His promised second work never materialized
Sydney Anglo (2000)

Or else this work seemed lost to history:

… according to Gelli, Giganti did fulfill his promise to write a subsequent book on single sword and sword with a variety of companion weapons … To my knowledge, this work has not yet resurfaced.

Tom Leoni (2010)
After centuries of waiting, Nicoletto Giganti’s ‘lost’ second book, written in 1608, has been rediscovered, verified and lovingly translated by Piermarco Terminiello and Joshua Pendragon.

The discovery of an apparently unique extant copy of Giganti’s legendary second book is certainly a remarkable achievement … The release of a body of work from a great Renaissance master, thought lost (or never to have existed) for hundreds of years, is very exciting indeed, and a major new contribution to the modern effort to rediscover the lost arts of defence.
Tobias Capwell (2013)

It may be a little late for Mr Pallavicini, but one of this generation’s most exciting HEMA finds will be available this year, as a paperback and limited edition leather bound hardback.


Read the story of the book’s discovery and the men who unearthed and translated the work at www.foxspirit.co.uk

The paperback will be available on demand via Amazon.
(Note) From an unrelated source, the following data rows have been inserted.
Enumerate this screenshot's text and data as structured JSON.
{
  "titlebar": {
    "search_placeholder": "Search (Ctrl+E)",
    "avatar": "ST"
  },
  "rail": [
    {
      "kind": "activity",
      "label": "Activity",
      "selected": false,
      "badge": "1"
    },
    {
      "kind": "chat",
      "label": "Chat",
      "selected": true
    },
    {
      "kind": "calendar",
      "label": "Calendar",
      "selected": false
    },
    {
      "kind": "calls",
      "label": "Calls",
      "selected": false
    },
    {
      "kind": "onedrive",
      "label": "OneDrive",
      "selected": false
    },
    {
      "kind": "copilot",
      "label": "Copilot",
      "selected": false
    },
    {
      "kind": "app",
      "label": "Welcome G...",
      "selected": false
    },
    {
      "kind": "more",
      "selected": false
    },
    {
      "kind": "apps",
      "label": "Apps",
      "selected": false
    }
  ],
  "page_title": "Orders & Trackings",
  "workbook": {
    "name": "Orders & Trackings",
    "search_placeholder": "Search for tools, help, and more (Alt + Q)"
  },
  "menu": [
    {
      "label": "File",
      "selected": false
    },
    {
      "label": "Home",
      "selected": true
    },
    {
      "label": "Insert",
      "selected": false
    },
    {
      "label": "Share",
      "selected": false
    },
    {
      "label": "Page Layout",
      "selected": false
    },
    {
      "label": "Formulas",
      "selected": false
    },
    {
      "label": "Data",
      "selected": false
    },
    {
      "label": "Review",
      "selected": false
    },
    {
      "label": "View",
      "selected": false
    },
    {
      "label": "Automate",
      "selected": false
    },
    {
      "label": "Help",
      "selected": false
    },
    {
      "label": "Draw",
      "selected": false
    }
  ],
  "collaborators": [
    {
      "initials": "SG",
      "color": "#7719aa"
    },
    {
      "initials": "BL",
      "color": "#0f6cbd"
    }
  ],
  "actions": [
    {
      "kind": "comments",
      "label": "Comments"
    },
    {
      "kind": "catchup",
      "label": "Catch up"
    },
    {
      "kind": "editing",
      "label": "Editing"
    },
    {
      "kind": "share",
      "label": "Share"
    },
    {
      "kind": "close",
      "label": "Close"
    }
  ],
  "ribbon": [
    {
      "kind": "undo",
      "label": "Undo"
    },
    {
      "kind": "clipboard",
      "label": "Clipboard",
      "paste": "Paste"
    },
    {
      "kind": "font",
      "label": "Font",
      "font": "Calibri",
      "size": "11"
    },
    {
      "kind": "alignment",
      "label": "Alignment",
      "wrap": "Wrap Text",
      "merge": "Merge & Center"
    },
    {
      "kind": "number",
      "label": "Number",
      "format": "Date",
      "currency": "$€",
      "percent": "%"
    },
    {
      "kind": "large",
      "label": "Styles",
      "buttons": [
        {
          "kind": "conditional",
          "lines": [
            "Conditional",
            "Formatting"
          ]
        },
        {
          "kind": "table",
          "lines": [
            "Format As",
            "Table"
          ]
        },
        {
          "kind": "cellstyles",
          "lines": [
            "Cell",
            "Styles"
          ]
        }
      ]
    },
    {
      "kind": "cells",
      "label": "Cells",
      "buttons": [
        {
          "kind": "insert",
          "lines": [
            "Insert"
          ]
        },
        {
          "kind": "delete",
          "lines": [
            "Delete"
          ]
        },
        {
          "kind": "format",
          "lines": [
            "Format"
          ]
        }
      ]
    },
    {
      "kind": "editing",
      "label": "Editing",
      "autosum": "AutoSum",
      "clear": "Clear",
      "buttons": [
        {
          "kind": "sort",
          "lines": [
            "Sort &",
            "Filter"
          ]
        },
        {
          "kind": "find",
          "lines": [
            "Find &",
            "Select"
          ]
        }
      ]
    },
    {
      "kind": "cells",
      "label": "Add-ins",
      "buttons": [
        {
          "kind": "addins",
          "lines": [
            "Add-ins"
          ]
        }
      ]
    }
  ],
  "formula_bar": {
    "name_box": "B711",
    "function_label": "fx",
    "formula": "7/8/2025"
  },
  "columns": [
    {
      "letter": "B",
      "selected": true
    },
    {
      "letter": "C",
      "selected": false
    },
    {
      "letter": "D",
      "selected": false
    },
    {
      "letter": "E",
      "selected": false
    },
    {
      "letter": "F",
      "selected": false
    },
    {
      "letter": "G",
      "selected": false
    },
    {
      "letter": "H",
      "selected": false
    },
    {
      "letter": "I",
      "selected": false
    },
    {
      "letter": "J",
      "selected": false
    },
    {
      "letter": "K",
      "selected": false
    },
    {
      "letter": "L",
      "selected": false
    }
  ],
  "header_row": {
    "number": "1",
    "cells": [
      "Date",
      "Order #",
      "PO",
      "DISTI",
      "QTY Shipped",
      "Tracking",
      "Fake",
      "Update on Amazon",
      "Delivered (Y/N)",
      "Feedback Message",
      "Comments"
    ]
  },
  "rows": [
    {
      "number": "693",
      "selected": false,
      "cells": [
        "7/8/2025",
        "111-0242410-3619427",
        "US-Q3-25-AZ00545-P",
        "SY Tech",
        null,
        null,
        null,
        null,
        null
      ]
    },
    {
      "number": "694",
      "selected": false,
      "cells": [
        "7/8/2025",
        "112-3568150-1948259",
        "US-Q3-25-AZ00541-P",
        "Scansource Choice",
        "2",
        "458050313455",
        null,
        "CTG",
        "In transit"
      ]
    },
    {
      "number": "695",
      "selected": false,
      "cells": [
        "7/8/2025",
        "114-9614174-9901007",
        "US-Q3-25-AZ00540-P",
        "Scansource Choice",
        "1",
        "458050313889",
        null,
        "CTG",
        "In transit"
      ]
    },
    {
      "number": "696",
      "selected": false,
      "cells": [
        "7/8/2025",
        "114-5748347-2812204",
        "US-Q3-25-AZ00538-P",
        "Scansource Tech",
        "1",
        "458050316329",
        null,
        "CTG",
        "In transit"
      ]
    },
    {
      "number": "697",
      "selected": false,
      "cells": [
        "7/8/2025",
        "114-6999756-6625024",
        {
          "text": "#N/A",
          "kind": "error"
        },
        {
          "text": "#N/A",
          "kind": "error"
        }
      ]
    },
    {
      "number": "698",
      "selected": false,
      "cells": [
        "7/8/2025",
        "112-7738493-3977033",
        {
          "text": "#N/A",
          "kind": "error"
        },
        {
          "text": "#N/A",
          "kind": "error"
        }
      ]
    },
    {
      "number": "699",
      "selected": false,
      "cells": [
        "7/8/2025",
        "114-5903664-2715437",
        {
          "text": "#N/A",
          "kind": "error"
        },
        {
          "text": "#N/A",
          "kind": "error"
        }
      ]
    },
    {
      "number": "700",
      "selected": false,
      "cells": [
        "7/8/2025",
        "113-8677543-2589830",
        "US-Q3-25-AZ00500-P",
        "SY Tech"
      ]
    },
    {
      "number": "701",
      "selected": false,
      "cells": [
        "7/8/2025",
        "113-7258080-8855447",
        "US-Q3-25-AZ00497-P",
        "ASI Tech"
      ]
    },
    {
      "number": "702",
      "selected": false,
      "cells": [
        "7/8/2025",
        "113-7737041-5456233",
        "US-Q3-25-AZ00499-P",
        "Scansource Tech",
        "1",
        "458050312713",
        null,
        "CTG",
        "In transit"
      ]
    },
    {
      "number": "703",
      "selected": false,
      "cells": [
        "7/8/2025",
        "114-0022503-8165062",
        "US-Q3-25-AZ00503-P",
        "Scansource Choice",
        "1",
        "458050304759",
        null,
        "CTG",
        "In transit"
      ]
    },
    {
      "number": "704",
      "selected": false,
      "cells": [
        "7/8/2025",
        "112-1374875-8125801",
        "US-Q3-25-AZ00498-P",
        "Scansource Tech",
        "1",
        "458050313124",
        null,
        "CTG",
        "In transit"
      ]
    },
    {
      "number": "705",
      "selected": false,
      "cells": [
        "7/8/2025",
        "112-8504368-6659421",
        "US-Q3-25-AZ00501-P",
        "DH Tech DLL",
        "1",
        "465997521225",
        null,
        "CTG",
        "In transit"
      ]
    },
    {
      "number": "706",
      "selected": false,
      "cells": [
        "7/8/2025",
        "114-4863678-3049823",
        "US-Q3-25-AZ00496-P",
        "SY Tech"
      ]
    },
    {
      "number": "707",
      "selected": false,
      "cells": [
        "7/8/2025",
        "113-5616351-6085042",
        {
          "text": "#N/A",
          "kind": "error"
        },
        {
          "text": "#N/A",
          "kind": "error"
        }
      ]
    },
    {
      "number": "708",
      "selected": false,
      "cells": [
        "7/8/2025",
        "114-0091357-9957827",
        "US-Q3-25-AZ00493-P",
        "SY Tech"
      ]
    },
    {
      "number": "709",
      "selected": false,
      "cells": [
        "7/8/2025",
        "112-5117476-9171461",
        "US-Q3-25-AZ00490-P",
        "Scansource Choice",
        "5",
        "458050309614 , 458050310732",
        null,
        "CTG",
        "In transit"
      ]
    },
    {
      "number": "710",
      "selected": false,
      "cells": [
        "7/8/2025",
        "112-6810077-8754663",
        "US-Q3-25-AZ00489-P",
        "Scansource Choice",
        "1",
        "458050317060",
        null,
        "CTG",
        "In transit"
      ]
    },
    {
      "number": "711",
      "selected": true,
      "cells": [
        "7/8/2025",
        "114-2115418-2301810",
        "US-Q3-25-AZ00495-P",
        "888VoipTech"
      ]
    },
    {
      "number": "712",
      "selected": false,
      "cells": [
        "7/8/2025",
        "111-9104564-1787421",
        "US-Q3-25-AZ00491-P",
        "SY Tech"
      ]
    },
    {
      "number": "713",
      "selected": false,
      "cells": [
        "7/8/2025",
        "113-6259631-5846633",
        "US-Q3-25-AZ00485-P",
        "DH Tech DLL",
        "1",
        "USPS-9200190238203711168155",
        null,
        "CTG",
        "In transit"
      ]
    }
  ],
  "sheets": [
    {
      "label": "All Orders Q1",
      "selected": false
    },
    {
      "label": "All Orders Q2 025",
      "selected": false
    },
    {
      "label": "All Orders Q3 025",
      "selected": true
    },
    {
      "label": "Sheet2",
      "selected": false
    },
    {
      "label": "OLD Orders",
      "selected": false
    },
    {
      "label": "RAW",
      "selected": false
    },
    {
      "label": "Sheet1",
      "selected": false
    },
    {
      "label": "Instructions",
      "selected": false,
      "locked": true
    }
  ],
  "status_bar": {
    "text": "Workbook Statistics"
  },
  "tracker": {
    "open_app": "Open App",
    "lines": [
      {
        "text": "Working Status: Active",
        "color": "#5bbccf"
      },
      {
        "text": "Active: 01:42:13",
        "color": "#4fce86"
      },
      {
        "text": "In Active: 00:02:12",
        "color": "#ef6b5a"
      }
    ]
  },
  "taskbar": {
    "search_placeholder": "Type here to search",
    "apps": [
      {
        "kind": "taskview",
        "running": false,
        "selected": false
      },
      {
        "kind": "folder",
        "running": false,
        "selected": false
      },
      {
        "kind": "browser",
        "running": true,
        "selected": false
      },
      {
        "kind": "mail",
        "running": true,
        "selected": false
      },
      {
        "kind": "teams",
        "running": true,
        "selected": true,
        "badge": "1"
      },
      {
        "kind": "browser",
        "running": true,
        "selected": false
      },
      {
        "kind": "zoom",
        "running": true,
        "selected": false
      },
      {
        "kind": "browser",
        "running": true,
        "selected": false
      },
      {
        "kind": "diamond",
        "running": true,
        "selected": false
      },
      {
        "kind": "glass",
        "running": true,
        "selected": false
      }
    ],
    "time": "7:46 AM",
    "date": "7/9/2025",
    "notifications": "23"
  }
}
Publication of the paperback is expected on 15th November 2013, pricing TBC.

Limited edition hardcovers are by pre-order only, as they will be individually prepared for each customer by Black Orchard Books. Please allow up to six weeks from the publication date for these to arrive. Limited edition hardbacks are available to pre-order from SpaceWitch  at £75. A maximum of 50 of these will be produced with embossed leather covers, made by hand.

An ebook is being considered for future distribution.